Our valuation reflects Micros' attractive position in the hospitality and retail segments. Our fair value estimate for Micros is $50 per share, which implies forward fiscal-year price/earnings of 21 times, an enterprise value/EBITDA of 13 times, and a free cash flow yield of 5.4%. While macroeconomic issues will suppress Micros' short-term performance, we think the company is well positioned to increase its revenue in the high-single digits over the medium term. The firm's competitive position remains attractive, and we believe all three key segments are ripe for market share expansion. While Micros faces disruption from hardware substitutes and low-level POS competitors, we believe these developments are long-term in nature and will not have a meaningful financial impact on Micros for the foreseeable future. Our revenue growth forecast assumes a moderate improvement in the North American and European markets whereby new system demand returns. We also expect Micros to start recognizing the Marriott sales contribution as OPERA begins to be implemented across the hotel group in North America. Additionally, Micros anticipates it will increase maintenance rates by about 2%-3% per year for the foreseeable future, which will benefit the company's top line.

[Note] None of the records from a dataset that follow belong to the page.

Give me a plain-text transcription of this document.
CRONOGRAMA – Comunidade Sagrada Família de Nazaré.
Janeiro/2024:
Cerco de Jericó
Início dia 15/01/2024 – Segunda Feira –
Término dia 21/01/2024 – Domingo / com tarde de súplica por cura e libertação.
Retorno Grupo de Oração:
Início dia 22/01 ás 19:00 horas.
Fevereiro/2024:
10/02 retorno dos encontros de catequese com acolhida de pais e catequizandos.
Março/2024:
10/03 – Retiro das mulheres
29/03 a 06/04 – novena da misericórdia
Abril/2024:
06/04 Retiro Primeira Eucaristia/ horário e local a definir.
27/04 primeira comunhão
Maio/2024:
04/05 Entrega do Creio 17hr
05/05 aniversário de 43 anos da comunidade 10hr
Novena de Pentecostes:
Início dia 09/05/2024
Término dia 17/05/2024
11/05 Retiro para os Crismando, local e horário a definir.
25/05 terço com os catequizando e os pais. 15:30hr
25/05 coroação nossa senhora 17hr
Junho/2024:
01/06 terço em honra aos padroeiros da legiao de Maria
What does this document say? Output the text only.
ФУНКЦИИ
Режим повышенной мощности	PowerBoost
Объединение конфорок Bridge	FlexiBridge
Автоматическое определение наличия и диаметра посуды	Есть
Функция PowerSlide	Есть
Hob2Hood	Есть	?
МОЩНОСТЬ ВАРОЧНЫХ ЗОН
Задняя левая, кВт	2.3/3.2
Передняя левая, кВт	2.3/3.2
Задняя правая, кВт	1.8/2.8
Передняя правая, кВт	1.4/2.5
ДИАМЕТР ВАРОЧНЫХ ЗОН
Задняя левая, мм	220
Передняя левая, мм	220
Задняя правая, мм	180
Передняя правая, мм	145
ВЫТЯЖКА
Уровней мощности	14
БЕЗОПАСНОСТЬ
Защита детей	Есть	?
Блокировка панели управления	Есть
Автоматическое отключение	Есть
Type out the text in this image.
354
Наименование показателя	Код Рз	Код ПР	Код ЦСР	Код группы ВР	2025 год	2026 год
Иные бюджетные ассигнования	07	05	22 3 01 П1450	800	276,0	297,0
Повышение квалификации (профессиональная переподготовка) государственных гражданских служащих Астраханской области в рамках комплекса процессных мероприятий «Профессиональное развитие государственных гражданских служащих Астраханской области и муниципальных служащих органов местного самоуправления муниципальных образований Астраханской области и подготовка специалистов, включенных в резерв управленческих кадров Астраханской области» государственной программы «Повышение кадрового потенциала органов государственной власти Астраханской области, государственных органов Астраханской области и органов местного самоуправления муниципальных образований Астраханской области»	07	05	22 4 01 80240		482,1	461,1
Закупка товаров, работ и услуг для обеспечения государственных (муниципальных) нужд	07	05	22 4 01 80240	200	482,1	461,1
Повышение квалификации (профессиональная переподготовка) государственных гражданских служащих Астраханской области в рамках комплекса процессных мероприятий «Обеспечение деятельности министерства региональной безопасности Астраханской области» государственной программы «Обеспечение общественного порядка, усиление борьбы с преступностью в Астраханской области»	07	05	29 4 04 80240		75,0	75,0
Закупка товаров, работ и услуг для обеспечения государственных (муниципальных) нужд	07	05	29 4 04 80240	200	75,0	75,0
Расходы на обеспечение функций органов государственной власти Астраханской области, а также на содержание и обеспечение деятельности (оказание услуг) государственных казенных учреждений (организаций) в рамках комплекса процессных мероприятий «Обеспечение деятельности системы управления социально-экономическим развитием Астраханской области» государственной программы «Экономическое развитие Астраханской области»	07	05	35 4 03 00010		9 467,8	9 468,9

On the margin front, we expect Torex to be fully integrated by the second half of 2014 and expect to see operating margins return to fiscal 2012 levels in fiscal 2015. Additionally, we believe the company's growing scale will allow for a modest improvement in operating leverage, and we think Micros' software and services revenue growth will outpace the company's hardware growth. As a result, the overall group margin will naturally increase given the smaller-hardware (lower-margin) contribution. The company will continue to invest in its salesforce in order to extend its market leadership, and we expect the company to use surplus funds to pursue further M&A opportunities. The company is actively looking to extend its business, and we think the higher-growth regions of Asia Pacific and S. America could be attractive. While we are not explicitly forecasting a contribution from such a deal in our growth outlook for the company, we do think this is a distinct possibility.